EPILEPSIA - Na epilepsia observam-se as alterações características da consciência. A supressão rápida da consciência é uma das mais frequentes formas de inicio da crise generalizada. A ausência se caracteriza, essencialmente, pela perda súbita e momentânea da consciência.

ESQUIZOFRENIA - Nos casos de esquizofrenia, observam-se alguns sintomas típicos como a vivência de transformação do eu. Verifica-se, ainda, no transitivismo, que representa um sintoma de primeira ordem para o diagnóstico da enfermidade.

EXPERIÊNCIA DE QUASE-MORTE – Segundo Dalgalarrondo (2008), a experiência de quase-morte, EQM (near death experience –NDE) é um estado especial de consciência é verificado em situações críticas de ameaça grave à vida, como parada cardíaca, hipóxia grave, isquemias, acidente automobilístico grave, entre outros, quando alguns sobreviventes afirmam ter vivenciado as chamadas experiências de quase-morte (EQM). São experiências muito rápidas (de segundos a minutos) em que um estado de consciência particular é vivenciado e registrado por essas pessoas.

ALTERAÇÕES NORMAIS DA CONSCIÊNCIA - O sono normal. Para Dalgalarrondo (2008), o sono é um estado especial da consciência, que ocorre de forma recorrente e cíclica nos organismos superiores. É também, ao mesmo tempo, um estado comportamental e uma fase fisiológica normal e necessária do organismo. Dividem-se as fases do sono em duas, o sono sincronizado, sem movimentos oculares rápidos (sono NREM), e o sono dessincronizado, com movimentos oculares rápidos – rapid eye movements (sono REM).

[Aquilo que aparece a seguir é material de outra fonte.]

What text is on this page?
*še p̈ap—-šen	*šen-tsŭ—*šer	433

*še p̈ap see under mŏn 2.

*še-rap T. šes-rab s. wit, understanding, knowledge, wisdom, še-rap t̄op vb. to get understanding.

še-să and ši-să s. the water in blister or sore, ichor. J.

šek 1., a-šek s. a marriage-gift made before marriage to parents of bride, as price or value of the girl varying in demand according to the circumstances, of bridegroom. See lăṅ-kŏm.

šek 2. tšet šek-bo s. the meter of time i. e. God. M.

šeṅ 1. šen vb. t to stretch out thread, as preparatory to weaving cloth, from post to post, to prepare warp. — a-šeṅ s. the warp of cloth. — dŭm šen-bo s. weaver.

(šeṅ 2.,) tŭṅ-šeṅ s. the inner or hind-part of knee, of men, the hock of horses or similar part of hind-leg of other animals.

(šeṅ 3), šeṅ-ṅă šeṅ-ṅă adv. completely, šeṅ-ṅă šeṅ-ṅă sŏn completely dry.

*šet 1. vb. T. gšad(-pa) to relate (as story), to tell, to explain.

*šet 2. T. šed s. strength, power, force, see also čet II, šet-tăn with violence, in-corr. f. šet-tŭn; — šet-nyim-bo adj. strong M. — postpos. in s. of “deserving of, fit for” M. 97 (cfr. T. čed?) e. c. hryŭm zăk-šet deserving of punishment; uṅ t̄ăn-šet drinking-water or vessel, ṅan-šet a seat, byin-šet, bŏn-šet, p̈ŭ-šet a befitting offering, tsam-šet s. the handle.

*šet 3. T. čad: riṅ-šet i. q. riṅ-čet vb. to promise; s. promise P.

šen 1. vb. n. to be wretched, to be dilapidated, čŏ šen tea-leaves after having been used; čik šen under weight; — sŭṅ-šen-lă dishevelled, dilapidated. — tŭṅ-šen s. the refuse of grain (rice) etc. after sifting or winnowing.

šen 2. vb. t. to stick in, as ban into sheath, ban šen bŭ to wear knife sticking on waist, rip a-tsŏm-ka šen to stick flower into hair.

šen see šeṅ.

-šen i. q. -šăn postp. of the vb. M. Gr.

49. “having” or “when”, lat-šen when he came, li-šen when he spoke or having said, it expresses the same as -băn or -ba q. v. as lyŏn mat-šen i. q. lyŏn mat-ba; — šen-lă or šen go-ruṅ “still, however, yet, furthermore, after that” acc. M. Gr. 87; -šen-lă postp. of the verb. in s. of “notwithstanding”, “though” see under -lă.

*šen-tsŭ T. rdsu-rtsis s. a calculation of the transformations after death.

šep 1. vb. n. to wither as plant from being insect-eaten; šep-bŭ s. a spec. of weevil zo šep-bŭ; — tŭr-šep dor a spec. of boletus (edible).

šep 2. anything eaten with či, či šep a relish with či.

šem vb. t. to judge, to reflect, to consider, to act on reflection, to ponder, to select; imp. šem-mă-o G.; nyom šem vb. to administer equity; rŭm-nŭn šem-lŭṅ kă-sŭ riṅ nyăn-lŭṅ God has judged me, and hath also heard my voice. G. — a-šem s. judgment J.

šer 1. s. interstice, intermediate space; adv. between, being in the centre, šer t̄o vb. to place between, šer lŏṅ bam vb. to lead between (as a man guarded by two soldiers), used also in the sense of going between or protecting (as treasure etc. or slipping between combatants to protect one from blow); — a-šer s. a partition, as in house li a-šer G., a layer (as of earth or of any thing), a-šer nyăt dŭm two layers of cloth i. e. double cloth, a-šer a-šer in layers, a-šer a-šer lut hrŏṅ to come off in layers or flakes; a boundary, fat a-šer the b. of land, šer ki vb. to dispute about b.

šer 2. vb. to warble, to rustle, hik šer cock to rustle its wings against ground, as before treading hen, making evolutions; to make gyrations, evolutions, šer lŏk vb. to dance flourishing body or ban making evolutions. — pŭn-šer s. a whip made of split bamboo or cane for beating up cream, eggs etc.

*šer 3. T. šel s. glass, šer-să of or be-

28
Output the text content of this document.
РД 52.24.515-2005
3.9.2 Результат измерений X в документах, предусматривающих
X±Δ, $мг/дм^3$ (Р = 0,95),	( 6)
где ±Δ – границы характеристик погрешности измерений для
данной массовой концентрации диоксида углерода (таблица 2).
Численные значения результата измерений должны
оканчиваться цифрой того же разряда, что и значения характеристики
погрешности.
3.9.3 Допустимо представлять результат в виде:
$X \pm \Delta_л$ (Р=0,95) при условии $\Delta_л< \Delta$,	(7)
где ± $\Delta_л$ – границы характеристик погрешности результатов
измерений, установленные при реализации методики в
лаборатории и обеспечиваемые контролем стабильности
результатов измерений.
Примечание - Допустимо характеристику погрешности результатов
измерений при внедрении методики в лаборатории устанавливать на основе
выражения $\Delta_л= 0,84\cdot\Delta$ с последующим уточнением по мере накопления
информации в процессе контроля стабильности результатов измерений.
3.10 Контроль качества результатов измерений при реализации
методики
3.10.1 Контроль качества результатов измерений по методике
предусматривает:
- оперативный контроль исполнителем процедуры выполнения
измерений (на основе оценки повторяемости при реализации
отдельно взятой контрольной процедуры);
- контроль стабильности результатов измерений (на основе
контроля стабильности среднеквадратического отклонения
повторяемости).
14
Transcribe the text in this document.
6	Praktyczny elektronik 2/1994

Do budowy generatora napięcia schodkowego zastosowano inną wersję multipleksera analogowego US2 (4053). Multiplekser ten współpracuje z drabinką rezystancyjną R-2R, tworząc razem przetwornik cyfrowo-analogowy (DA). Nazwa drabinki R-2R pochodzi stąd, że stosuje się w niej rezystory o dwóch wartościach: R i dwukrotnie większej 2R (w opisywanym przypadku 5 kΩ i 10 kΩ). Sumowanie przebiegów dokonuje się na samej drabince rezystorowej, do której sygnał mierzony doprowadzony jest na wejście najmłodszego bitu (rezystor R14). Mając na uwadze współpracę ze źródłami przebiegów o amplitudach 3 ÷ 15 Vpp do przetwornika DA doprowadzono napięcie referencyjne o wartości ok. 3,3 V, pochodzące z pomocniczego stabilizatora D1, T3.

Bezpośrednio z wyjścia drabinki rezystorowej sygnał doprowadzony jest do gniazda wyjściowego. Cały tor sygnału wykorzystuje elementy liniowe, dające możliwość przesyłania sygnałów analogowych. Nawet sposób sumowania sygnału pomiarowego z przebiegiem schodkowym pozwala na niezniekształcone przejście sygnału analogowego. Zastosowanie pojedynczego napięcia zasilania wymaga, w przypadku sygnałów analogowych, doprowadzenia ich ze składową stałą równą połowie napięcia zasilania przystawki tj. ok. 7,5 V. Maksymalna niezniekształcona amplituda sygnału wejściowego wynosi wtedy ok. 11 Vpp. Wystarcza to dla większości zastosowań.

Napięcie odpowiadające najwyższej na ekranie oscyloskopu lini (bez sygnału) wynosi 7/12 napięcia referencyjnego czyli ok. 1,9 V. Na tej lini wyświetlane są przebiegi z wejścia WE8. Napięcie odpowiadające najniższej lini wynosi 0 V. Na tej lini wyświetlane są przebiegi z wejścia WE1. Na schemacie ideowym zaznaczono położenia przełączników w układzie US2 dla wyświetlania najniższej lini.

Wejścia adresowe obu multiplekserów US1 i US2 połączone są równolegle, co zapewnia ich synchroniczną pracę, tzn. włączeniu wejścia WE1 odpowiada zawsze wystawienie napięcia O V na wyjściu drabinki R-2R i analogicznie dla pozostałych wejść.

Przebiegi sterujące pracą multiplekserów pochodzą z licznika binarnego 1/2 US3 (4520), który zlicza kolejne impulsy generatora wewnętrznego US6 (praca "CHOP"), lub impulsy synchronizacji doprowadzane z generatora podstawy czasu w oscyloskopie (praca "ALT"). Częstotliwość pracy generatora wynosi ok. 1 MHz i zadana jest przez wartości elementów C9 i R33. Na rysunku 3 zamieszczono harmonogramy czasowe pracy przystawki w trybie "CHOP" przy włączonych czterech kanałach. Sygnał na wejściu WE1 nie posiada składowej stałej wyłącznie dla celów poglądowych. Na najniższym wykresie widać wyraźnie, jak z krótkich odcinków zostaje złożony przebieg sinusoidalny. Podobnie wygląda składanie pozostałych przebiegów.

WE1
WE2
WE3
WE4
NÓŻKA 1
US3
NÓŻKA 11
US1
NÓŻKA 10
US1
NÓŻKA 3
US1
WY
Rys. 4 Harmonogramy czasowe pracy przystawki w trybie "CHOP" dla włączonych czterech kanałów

O SONHO – Para Dalgalarrondo (2008), o sonho, fenômeno associado ao sono, pode ser considerado uma alteração normal da consciência. É, sem dúvida, uma experiência humana fascinante e enigmática. Os sonhos são vivências predominantemente visuais, sendo rara a ocorrência de percepções auditivas, olfativas ou táteis.

REFERÊNCIAS
DALGALARRONDO, Paulo. Psicopatologia e semiologia dos transtornos mentais. Porto Alegre: Artmed, 2008.
PAIM, Isaías. Curso de psicopatologia. São Paulo: EPU, 1993.